The analysis reveals that the companies with the location abbreviation "CL" (potentially representing Chile) have the highest average salary among the various company locations in the dataset. This suggests that employees working in companies located in "CL" tend to earn a significantly higher average salary compared to other locations. The specific reasons behind this disparity would require further investigation, considering factors such as local economic conditions, industry specialization, and company size.

**Distribution of Salary by Experience Level**

In [None]:
ggplot(Dataset, aes(x=experience_level, y=scale(salary))) +
  geom_boxplot() +
  labs(title="Boxplot for the Salary basing on Experience Level", x='Experience Level', y='Salary') +
  theme_minimal()

In [None]:
ggplot(Dataset, aes(x=experience_level, y=salary_in_usd)) +
  geom_boxplot(fill="#1380A1") +
  labs(title="Distribution of Salary by Experience Level", x="Experience Level", y="Salary") +
  theme_minimal()

**Distribution of Salary by Employment Type**

In [None]:
ggplot(Dataset, aes(x=employment_type, y=salary_in_usd)) +
  geom_boxplot(fill="#ADD8E6") +
  labs(title="Distribution of Salary by Employment Type", x="Employment Type", y="Salary")
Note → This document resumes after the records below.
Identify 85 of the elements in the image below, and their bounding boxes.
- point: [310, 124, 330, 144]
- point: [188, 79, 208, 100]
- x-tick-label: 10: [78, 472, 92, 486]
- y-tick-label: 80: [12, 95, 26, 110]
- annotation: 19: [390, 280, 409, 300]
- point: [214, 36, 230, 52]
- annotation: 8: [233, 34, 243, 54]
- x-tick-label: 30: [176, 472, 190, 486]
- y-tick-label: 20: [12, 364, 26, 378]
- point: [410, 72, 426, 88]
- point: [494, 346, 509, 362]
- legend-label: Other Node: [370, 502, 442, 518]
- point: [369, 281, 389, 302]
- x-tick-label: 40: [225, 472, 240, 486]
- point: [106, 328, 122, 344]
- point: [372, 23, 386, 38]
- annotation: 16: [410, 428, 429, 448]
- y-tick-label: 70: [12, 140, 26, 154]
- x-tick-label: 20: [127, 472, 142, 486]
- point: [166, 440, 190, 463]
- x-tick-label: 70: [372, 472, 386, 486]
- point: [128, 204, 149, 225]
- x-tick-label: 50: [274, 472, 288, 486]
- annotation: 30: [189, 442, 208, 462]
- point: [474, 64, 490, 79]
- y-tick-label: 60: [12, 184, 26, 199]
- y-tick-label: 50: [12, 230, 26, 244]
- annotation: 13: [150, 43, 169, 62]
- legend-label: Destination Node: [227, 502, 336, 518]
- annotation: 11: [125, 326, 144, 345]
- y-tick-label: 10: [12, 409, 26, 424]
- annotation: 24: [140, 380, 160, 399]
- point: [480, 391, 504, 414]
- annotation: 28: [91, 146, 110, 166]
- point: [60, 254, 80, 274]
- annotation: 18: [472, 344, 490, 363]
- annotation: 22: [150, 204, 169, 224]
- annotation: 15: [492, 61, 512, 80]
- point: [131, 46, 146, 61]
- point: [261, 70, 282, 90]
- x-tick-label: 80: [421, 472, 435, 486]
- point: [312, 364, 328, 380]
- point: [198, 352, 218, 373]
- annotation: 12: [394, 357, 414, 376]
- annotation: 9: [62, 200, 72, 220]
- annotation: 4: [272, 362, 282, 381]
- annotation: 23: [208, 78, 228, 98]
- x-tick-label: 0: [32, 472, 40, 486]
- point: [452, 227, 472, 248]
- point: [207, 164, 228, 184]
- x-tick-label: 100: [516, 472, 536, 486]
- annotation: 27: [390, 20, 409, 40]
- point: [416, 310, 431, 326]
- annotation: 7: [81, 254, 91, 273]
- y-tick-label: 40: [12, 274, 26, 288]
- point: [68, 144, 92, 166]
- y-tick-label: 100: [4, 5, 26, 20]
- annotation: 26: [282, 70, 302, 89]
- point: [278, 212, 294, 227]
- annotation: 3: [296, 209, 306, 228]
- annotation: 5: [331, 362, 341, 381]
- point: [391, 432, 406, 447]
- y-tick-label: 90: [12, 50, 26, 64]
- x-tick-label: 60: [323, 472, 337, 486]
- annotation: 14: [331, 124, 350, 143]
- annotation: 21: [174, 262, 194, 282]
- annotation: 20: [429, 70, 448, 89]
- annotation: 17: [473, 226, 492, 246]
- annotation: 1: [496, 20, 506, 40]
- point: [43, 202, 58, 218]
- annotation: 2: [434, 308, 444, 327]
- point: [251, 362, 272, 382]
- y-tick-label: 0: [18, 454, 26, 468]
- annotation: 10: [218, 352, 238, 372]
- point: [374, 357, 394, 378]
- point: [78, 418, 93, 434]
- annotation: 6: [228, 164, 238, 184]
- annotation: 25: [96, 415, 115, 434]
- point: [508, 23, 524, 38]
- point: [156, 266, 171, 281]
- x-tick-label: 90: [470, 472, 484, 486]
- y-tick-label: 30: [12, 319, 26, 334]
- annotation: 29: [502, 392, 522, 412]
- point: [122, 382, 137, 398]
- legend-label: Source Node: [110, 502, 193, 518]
**Distribution of Salary**

In [None]:
hist_salary<-ggplot(Dataset, aes(x=salary)) +
  geom_histogram(binwidth = 10000, fill="#FF5733", color="#1380A1") +
  labs(title="Distribution of Salary", x="Salary", y="Frequency")
hist_salary

**Distribution of Salary in USD**

In [None]:
hist_salary_in_usd<-ggplot(Dataset, aes(x=salary_in_usd)) +
  geom_histogram(binwidth=10000, fill = "#FF5733", color = "#1380A1") +
  labs(title="Distribution of Salary in USD", x="Salary", y="Frequency")
hist_salary_in_usd

**Distribution of Remote Ratio**

In [None]:
hist_remote_ratio<-ggplot(Dataset, aes(x=remote_ratio)) +
  geom_histogram(binwidth=10, fill="#FF5733", color="#1380A1") +
  labs(title="Distribution of Remote Ratio", x="Remote Ratio", y="Frequency")
hist_remote_ratio

**Finding Relations**

In [None]:
#Correlation
norm_num_cols<-scale(num_cols)
correl_mat<-cor(norm_num_cols)
correl_mat

In [None]:
plot(x=Dataset$work_year, y=Dataset$salary, xlab="Work Year", ylab="Salary",
main="Relation B/W Work Year & Salary")

In [None]:
#Creating Scatter Plot
pairs(~work_year+salary+salary_in_usd+remote_ratio, data=num_cols,
main='Relations between the Data Science Salaries')

In [None]:
ggplot(Dataset, aes(x = salary, y = remote_ratio)) +
  geom_point(color = "#1380A1") +
  labs(title = "Salary vs. Remote Ratio", x = "Salary", y = "Remote Ratio") +
  theme_minimal()

**Salary V/S Salary in USD**

In [None]:
ggplot(Dataset, aes(x = salary, y = salary_in_usd)) +
  geom_point(color = "#1380A1") +
  labs(title = "Salary vs. Salary in USD", x = "Salary", y = "Salary in USD") +
  theme_minimal()

The scatter plot "Salary vs. Salary in USD" illustrates the relationship between the salary values and their corresponding salary amounts in USD for the dataset. Each point on the plot represents a data entry, with its horizontal position indicating the salary and its vertical position showing the corresponding salary in USD. The plot reveals a positive correlation between the two variables, as the points tend to form a rising trend from the lower left to the upper right. This suggests that higher salaries are generally associated with higher values in USD. The plot helps us understand how salaries are related to their equivalent values in USD, providing insights into potential patterns and trends within the dataset.